6. Limitations and Trade-offs¶
- Benchmark scope vs real tasks
- RULER’s synthetic tasks measure retrievability and tracking under long contexts; they are not full proxies for complex long‑document reasoning. ∞BENCH helps, but evaluated only two English tasks (Table 5).
- Quality vs efficiency
- While Jamba‑1.5 often matches or is close to peers, it does not consistently win on the most stringent academic benchmarks (Table 2). The win is primarily efficiency and long‑context capacity.
- Quantization evidence
- ExpertsInt8 quality impact is asserted but not tabulated with accuracy deltas pre/post quantization; the paper shows latency benefits (Figure 2) but not detailed accuracy parity under quantization.
- Hardware and batching
- Throughput/latency curves use batch size 1 (Figures 3–4). Multi‑tenant serving dynamics (e.g., high batch sizes, variable sequence mixes) are not extensively profiled.
- Training data transparency
- The data mixture is described at a high level (Section 5.1), with reliance on synthetic data and internal filters (Section 5.3). Full datasets are not released, limiting exact reproducibility of training.
- Architectural choices
- The 1:7 attention:Mamba ratio works well here (Section 2) but may be sensitive to domain/data; there is not a broad sweep across ratios at large scale.
- MoE specifics
- Load balancing, expert utilization statistics, and routing stability are not deeply analyzed; though they adopt MegaBlocks for expert parallelism (Section 5.1), detailed behavior under skewed routing is not shown.
7. Implications and Future Directions¶
- Field impact
-
Demonstrates that hybrid SSM–Transformer–MoE models can deliver 256K practical contexts with low KV memory and strong throughput on widely available 8×80GB GPU nodes.

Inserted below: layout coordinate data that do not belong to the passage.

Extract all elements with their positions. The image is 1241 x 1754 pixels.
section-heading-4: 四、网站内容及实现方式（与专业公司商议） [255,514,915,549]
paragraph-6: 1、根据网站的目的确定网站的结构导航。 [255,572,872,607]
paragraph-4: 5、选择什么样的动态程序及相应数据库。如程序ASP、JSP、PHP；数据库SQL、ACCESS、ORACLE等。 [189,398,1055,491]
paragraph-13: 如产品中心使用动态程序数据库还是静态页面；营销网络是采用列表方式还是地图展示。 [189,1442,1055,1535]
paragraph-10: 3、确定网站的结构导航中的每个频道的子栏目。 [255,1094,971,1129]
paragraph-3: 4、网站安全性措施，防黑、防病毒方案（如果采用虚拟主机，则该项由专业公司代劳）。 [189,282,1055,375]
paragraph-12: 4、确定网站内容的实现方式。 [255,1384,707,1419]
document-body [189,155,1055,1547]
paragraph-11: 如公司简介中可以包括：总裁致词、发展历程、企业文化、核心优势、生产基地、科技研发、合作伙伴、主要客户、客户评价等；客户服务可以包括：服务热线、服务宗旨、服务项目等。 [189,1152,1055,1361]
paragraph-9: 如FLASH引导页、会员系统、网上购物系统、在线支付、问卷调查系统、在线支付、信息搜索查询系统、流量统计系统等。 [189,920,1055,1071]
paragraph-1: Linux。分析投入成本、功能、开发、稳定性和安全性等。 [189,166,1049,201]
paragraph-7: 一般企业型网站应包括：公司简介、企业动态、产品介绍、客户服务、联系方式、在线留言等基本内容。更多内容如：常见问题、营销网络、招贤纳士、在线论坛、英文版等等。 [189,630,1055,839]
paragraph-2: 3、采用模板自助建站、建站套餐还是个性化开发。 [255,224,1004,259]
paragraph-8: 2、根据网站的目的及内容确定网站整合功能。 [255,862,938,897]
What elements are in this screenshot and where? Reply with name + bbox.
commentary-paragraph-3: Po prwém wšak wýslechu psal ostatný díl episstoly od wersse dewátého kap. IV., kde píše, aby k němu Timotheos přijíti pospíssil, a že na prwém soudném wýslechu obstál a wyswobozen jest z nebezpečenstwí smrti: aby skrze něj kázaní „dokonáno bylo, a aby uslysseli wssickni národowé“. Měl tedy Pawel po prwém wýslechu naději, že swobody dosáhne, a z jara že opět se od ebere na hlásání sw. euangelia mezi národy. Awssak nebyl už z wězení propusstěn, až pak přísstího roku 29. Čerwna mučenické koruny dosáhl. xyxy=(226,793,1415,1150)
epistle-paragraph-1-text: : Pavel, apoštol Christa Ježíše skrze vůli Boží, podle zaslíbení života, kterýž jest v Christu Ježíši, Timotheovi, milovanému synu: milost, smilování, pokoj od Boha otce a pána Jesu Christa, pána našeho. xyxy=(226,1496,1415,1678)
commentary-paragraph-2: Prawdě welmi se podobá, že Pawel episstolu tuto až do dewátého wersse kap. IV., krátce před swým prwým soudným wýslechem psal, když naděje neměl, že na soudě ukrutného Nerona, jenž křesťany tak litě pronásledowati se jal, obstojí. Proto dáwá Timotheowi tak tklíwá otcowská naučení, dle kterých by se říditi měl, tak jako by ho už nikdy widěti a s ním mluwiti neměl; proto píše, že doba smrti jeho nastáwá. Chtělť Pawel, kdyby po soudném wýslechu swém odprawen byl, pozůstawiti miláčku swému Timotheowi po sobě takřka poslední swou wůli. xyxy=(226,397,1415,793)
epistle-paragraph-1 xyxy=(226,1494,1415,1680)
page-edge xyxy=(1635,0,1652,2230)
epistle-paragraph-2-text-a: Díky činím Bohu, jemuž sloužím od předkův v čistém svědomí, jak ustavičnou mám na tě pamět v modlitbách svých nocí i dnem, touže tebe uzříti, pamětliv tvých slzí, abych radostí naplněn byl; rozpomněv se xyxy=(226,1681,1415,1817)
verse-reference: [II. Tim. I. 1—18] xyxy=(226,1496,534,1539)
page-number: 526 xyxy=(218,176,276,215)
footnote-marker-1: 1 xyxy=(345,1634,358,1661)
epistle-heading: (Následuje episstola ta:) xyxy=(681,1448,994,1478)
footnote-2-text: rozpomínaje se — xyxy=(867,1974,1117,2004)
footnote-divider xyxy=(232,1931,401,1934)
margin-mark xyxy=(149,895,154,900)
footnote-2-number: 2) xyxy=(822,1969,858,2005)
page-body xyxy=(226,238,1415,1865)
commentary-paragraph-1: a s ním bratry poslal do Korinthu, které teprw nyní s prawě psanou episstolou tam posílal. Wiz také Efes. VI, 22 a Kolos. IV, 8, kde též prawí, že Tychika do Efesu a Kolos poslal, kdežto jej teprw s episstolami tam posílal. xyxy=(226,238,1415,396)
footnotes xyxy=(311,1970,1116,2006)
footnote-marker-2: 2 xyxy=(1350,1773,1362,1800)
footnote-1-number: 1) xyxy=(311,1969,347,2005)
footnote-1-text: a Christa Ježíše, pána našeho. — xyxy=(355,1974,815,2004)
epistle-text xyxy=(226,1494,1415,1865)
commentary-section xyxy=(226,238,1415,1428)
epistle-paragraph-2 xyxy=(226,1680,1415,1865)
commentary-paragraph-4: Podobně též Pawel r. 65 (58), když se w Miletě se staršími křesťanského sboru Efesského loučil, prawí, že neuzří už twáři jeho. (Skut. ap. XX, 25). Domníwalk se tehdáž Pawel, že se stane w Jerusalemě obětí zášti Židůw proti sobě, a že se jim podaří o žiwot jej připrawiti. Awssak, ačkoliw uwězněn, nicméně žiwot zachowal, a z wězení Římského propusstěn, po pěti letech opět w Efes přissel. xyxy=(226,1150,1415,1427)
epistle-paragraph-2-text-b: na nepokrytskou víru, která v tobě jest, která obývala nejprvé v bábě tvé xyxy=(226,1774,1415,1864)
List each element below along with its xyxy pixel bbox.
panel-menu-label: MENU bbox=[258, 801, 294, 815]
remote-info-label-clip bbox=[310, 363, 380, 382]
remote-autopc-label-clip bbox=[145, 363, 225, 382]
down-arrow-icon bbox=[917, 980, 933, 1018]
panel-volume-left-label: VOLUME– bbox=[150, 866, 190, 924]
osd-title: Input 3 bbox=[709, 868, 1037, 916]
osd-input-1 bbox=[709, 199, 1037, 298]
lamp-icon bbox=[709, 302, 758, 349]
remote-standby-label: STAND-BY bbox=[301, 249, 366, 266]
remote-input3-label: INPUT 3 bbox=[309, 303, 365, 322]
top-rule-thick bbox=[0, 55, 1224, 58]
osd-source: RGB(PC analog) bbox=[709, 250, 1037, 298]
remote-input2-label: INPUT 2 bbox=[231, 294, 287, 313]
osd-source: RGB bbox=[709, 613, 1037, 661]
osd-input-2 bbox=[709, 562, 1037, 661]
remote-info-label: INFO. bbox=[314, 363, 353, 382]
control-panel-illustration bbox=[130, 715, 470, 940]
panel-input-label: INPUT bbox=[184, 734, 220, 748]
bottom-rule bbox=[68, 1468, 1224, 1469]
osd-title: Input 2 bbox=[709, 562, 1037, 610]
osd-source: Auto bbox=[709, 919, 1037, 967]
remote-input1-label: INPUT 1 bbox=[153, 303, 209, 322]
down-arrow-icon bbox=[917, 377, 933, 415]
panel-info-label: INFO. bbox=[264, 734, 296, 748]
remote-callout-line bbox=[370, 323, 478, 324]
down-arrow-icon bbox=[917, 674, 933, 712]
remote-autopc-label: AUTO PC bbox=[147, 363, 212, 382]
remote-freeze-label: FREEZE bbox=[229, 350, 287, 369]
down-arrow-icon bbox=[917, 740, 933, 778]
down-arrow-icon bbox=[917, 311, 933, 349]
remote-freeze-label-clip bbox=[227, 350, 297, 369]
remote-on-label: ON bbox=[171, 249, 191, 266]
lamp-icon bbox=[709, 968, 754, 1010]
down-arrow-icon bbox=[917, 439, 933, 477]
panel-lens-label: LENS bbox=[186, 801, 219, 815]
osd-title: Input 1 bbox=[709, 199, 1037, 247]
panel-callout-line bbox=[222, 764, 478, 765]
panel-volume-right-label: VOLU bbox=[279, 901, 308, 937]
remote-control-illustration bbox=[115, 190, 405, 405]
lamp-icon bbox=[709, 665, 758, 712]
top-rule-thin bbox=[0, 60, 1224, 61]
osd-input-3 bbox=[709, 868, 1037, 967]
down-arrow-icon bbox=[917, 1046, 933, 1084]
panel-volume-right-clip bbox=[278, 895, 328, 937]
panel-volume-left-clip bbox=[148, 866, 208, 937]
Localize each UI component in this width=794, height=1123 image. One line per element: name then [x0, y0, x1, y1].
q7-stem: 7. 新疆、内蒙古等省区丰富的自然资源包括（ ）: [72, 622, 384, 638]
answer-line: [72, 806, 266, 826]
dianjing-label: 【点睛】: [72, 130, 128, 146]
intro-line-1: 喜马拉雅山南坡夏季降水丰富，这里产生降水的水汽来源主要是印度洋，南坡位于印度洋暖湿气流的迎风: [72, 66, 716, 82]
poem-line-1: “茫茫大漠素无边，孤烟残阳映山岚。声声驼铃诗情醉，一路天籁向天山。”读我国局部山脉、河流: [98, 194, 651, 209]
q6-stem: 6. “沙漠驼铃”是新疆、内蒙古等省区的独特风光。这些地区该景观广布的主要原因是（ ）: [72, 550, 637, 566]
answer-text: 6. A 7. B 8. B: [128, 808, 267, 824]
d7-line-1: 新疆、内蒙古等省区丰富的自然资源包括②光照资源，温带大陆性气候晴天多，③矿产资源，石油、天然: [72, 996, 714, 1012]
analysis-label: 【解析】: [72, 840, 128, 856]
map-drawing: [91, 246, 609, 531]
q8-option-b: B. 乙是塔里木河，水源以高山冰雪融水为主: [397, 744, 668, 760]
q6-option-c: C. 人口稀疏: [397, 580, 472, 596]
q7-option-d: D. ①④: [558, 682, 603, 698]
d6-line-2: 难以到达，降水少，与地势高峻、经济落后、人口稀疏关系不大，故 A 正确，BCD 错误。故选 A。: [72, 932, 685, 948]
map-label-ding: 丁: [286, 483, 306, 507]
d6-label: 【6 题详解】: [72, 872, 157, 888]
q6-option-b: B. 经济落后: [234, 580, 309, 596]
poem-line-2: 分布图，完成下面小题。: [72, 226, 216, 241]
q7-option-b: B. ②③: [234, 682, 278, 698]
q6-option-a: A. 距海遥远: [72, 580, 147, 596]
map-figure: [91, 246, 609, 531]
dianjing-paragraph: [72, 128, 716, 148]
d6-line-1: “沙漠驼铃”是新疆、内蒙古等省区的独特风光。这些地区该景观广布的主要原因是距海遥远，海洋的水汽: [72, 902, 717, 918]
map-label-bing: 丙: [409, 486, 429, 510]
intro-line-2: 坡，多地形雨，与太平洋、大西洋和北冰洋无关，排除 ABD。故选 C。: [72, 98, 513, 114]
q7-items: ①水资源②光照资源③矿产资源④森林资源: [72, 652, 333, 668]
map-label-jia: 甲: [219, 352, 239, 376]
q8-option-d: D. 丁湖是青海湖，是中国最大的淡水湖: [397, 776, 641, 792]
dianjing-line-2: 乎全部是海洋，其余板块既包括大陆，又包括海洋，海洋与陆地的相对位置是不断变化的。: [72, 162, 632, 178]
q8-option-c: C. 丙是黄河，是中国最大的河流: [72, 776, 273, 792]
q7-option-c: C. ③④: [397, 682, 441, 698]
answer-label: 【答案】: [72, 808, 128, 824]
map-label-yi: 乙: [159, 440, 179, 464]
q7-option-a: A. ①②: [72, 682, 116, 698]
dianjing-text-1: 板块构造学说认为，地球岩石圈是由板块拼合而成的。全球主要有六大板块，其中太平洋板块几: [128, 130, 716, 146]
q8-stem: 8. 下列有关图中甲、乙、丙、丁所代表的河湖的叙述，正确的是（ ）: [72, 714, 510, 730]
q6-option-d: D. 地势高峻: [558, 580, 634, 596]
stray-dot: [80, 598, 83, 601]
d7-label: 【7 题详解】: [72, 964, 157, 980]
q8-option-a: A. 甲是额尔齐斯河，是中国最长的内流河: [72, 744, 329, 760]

This shifts the feasibility frontier for long-context applications from research demos to deployable systems.
-
Practical applications
- Long-document QA and analysis (contracts, legislation, technical manuals).
- Codebase understanding (large repositories), log analysis, and multi‑file reasoning.
- Enterprise assistants needing tool use (supported by strong BFCL scores) and long‑memory sessions.
-
Scalable serving on A100‑class hardware using ExpertsInt8, not only H100.
-
Research directions
- Hybrid design exploration:
- Optimize attention:Mamba ratios per depth and per domain; study dynamic scheduling of attention layers.
- Revisit Mamba‑2 in hybrid settings at larger scales or with altered state sizes to probe the Figure 1 finding.
- Quantization advances:
- Extend ExpertsInt8 to attention projections and non‑MoE layers where beneficial; publish accuracy parity studies across many tasks.
- Combine with activation-aware quantization to further cut memory without precision loss.
- Training for long context:
- Systematic recipes for mid‑training/post‑training data that retain long‑range skills without hurting general quality.
- More naturalistic long‑context benchmarks beyond RULER and ∞BENCH (e.g., multi‑document reasoning with citations).
- Safety and alignment:
- The paper outlines OECD‑aligned behavioral tenets (Section 7); making the 60‑tenet set public and measurable can foster comparable safety evaluations.
- Efficient multi‑tenant serving:
- Characterize throughput/latency under mixed sequence length and large batch sizes; study scheduling with MoE load balancing and paged KV caches.
Bottom line: Sections 2–4 and Tables 1, 4, 5, alongside Figures 2–4, make a compelling case that the Jamba hybrid plus ExpertsInt8 achieves a rare combination—very long effective context (256K), low memory, and solid quality—on affordable hardware. The main innovations are engineering and systems‑oriented, with credible measurements, and they open a practical path to long‑context LLM deployments.